公立組と私立組の差異を埋めるために、知恵テストのようなつくりで、私立上位校演習組でも、落とした生徒は多そうである。前期後期1本化に向けた手始めと思って良さそう(受験が後ろにズレるので、学校の空間図形の授業が終わってから入試演習に入っても間に合うようになる)。

(1)①水の体積とはなっているが、結局容器(円錐)の体積を求めるだけなのだから、いくら終盤であせっていても、間違えてはいけない。

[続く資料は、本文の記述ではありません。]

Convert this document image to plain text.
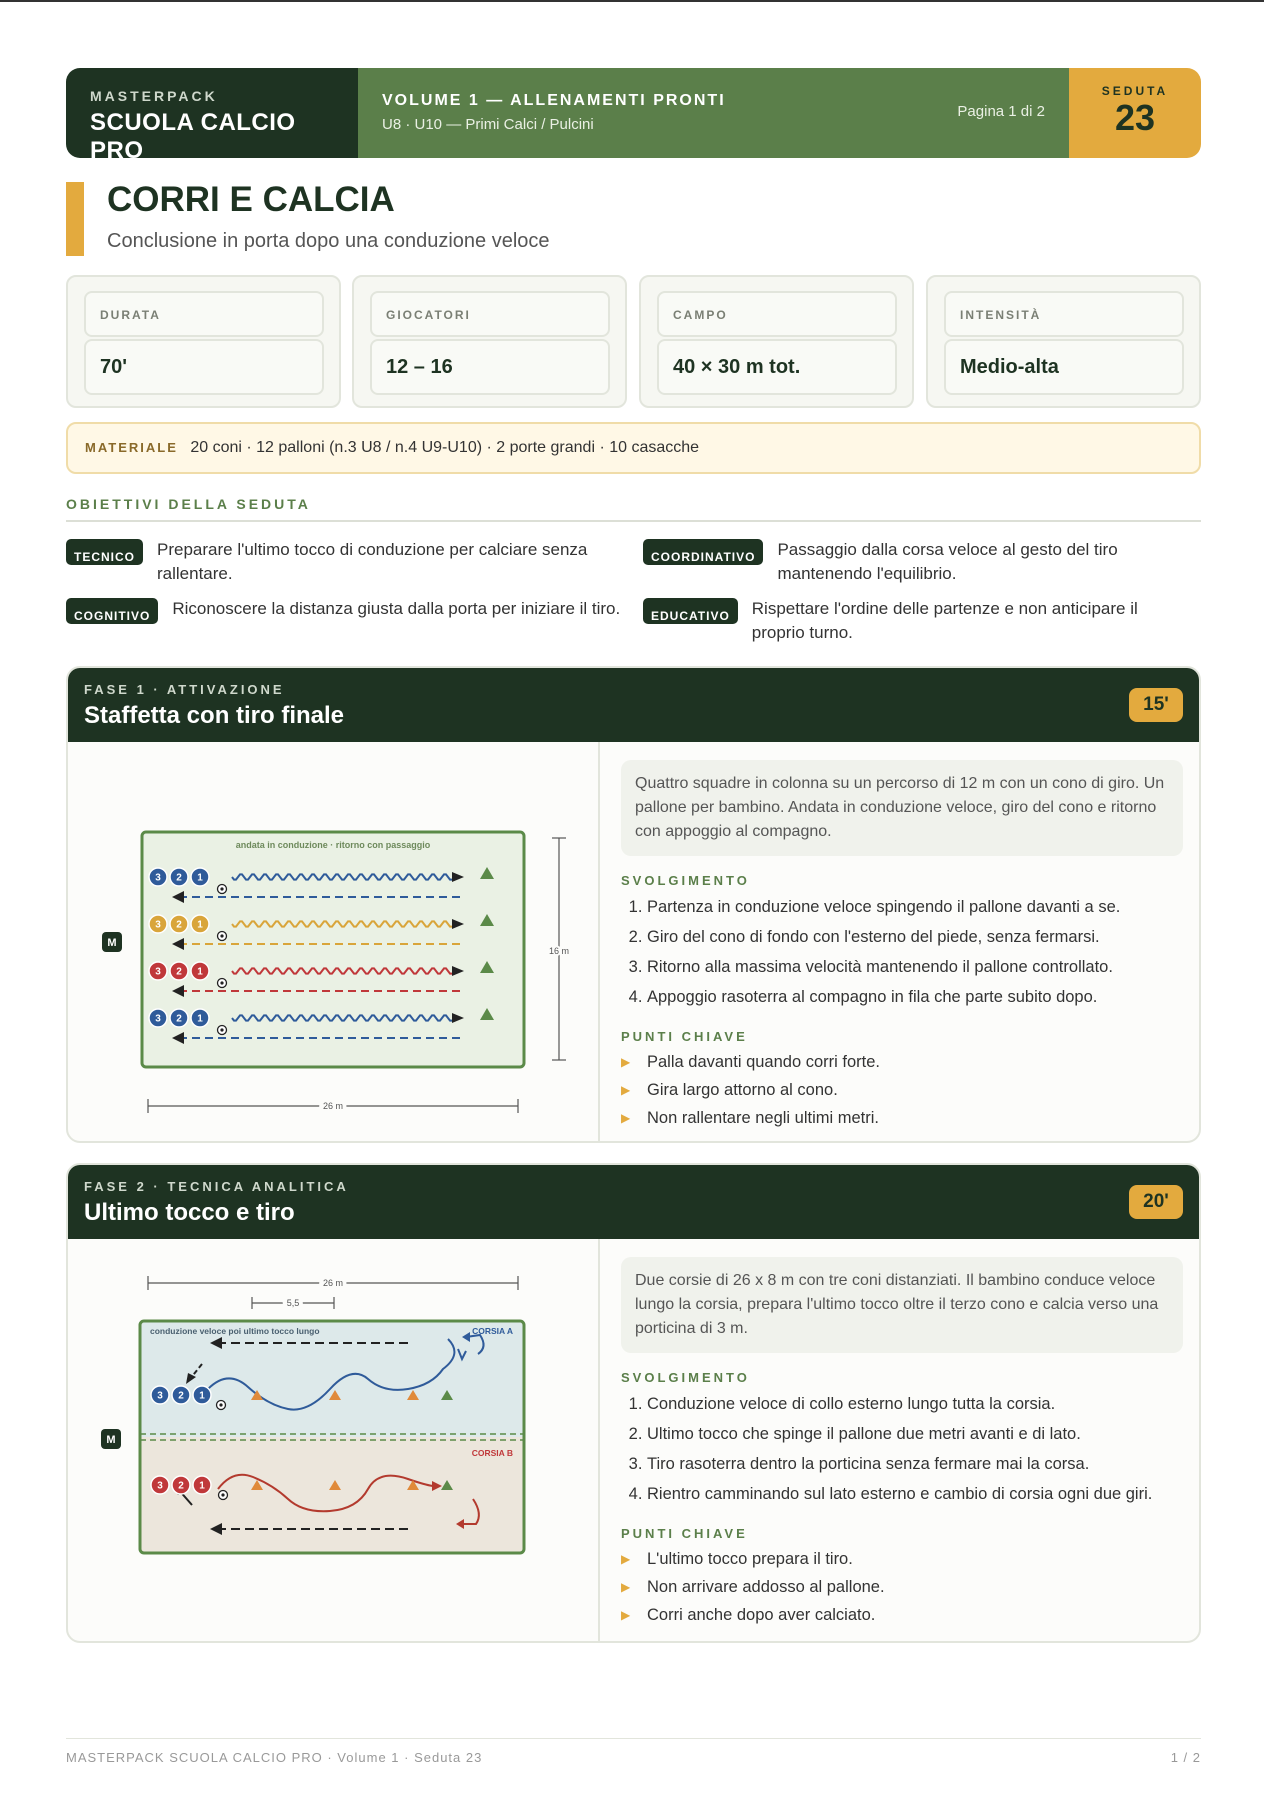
MASTERPACK
SCUOLA CALCIO PRO
VOLUME 1 — ALLENAMENTI PRONTI
U8 · U10 — Primi Calci / Pulcini
Pagina 1 di 2
SEDUTA
23
CORRI E CALCIA
Conclusione in porta dopo una conduzione veloce
DURATA
70'
GIOCATORI
12 – 16
CAMPO
40 × 30 m tot.
INTENSITÀ
Medio-alta
MATERIALE 20 coni · 12 palloni (n.3 U8 / n.4 U9-U10) · 2 porte grandi · 10 casacche
OBIETTIVI DELLA SEDUTA
TECNICO	Preparare l'ultimo tocco di conduzione per calciare senza rallentare.
COORDINATIVO	Passaggio dalla corsa veloce al gesto del tiro mantenendo l'equilibrio.
COGNITIVO	Riconoscere la distanza giusta dalla porta per iniziare il tiro.	EDUCATIVO	Rispettare l'ordine delle partenze e non anticipare il proprio turno.
FASE 1 · ATTIVAZIONE
Staffetta con tiro finale	15'
andata in conduzione · ritorno con passaggio
3 2 1
3 2 1
3 2 1
3 2 1
M
16 m
26 m
Quattro squadre in colonna su un percorso di 12 m con un cono di giro. Un pallone per bambino. Andata in conduzione veloce, giro del cono e ritorno con appoggio al compagno.
SVOLGIMENTO
1. Partenza in conduzione veloce spingendo il pallone davanti a se.
2. Giro del cono di fondo con l'esterno del piede, senza fermarsi.
3. Ritorno alla massima velocità mantenendo il pallone controllato.
4. Appoggio rasoterra al compagno in fila che parte subito dopo.
PUNTI CHIAVE
▶ Palla davanti quando corri forte.
▶ Gira largo attorno al cono.
▶ Non rallentare negli ultimi metri.
FASE 2 · TECNICA ANALITICA
Ultimo tocco e tiro	20'
26 m
5,5
conduzione veloce poi ultimo tocco lungo	CORSIA A
CORSIA B
3 2 1
3 2 1
M
Due corsie di 26 x 8 m con tre coni distanziati. Il bambino conduce veloce lungo la corsia, prepara l'ultimo tocco oltre il terzo cono e calcia verso una porticina di 3 m.
SVOLGIMENTO
1. Conduzione veloce di collo esterno lungo tutta la corsia.
2. Ultimo tocco che spinge il pallone due metri avanti e di lato.
3. Tiro rasoterra dentro la porticina senza fermare mai la corsa.
4. Rientro camminando sul lato esterno e cambio di corsia ogni due giri.
PUNTI CHIAVE
▶ L'ultimo tocco prepara il tiro.
▶ Non arrivare addosso al pallone.
▶ Corri anche dopo aver calciato.
MASTERPACK SCUOLA CALCIO PRO · Volume 1 · Seduta 23	1 / 2
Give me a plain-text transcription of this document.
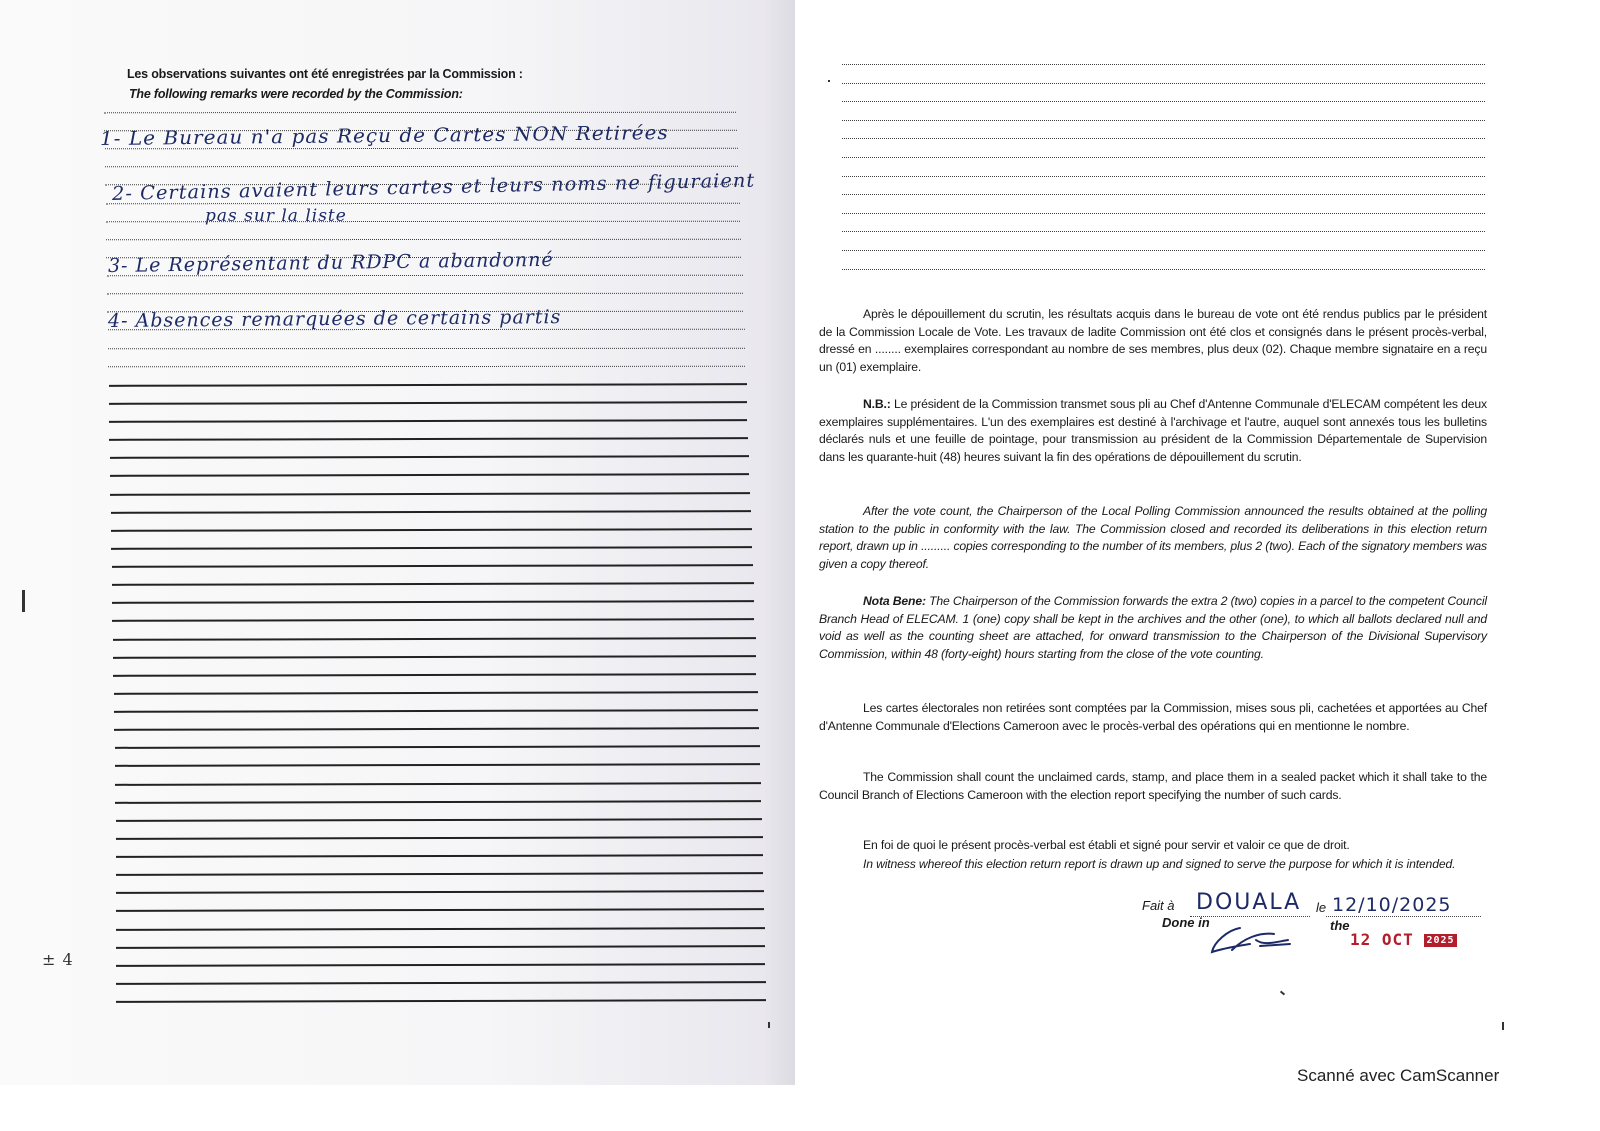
Les observations suivantes ont été enregistrées par la Commission :
The following remarks were recorded by the Commission:
1- Le Bureau n'a pas Reçu de Cartes NON Retirées
2- Certains avaient leurs cartes et leurs noms ne figuraient
pas sur la liste
3- Le Représentant du RDPC a abandonné
4- Absences remarquées de certains partis
± 4
Après le dépouillement du scrutin, les résultats acquis dans le bureau de vote ont été rendus publics par le président de la Commission Locale de Vote. Les travaux de ladite Commission ont été clos et consignés dans le présent procès-verbal, dressé en ........ exemplaires correspondant au nombre de ses membres, plus deux (02). Chaque membre signataire en a reçu un (01) exemplaire.
N.B.: Le président de la Commission transmet sous pli au Chef d'Antenne Communale d'ELECAM compétent les deux exemplaires supplémentaires. L'un des exemplaires est destiné à l'archivage et l'autre, auquel sont annexés tous les bulletins déclarés nuls et une feuille de pointage, pour transmission au président de la Commission Départementale de Supervision dans les quarante-huit (48) heures suivant la fin des opérations de dépouillement du scrutin.
After the vote count, the Chairperson of the Local Polling Commission announced the results obtained at the polling station to the public in conformity with the law. The Commission closed and recorded its deliberations in this election return report, drawn up in ......... copies corresponding to the number of its members, plus 2 (two). Each of the signatory members was given a copy thereof.
Nota Bene: The Chairperson of the Commission forwards the extra 2 (two) copies in a parcel to the competent Council Branch Head of ELECAM. 1 (one) copy shall be kept in the archives and the other (one), to which all ballots declared null and void as well as the counting sheet are attached, for onward transmission to the Chairperson of the Divisional Supervisory Commission, within 48 (forty-eight) hours starting from the close of the vote counting.
Les cartes électorales non retirées sont comptées par la Commission, mises sous pli, cachetées et apportées au Chef d'Antenne Communale d'Elections Cameroon avec le procès-verbal des opérations qui en mentionne le nombre.
The Commission shall count the unclaimed cards, stamp, and place them in a sealed packet which it shall take to the Council Branch of Elections Cameroon with the election report specifying the number of such cards.
En foi de quoi le présent procès-verbal est établi et signé pour servir et valoir ce que de droit.
In witness whereof this election return report is drawn up and signed to serve the purpose for which it is intended.
Fait à
Done in
DOUALA le 12/10/2025
the
12 OCT 2025
Scanné avec CamScanner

ましてやπ忘れなどはもってのほか。

(1)②これがおもしろい。あふれた水、となっただけでいかほど正答率が下がるのか。いっぱいに水が入った状態からなので、結局は球の体積の分だけあふれる=球の体積を求める問題。

ただ、そもそも球の体積の公式を覚えていない生徒は実際にいるので、正答率は必然的に下がる。

(2)証明の形だったので、それだけで避けてしまった生徒はいるかもしれない。

逆円錐と円柱のすき間の体積の比較。

すき間=円柱ー半球

の仕組みには気づけた生徒はさすがにそれなりにいるだろう。

ただ、どうしても順に計算してしまうので、計算ミスで自滅してしまう生徒が多いのが空間図形

すき間=5×5×π(底面積)×5(高さ)ー4π5³/3×1/2

後ろを約分して5³πー2×5³π/3

通分して3×5³πー2×5³π/3

つまり5³π/3

計算しないでまとめれば非常に簡単になる。

(3)これも足したり引いたりの関係で、結局正解にたどり着けない生徒は上位校でも多発しそう。

まず、おもりの体積分あふれるのだが、もともとのすき間の分はあふれないので

あふれた量=図4のすき間ーおもりの体積

すき間の方は容器と水の部分が相似の関係なので、容器×相似比で求める

容器=10×10×π(底面積)×10(高さ)×1/3

相似比は容器:水=10³:9³=1000:729

なので、すき間の比は1000ー729=271

なので、【すき間の体積】=10³π×1/3×271/1000

ちょうど1000が約分できるので、271π/3

おもりの方は、おもりの底面がちょうど円錐の側面に触れるので、おもりの下の円錐の部分が容器と相似

おもりの半径が4㎝なので、おもりの下の円錐の高さが4㎝=おもりの高さは6㎝

【おもりの体積】=4×4×π(底面積)×6(高さ)=96π

よって、【あふれる量】=96π(おもり)ー271π/3(すき間)=17π/3

 

手計算で54.2となった。

空間がどう出るか微妙だったので、少し盛った部分もあるので、もう少し下がることもあるかもしれない。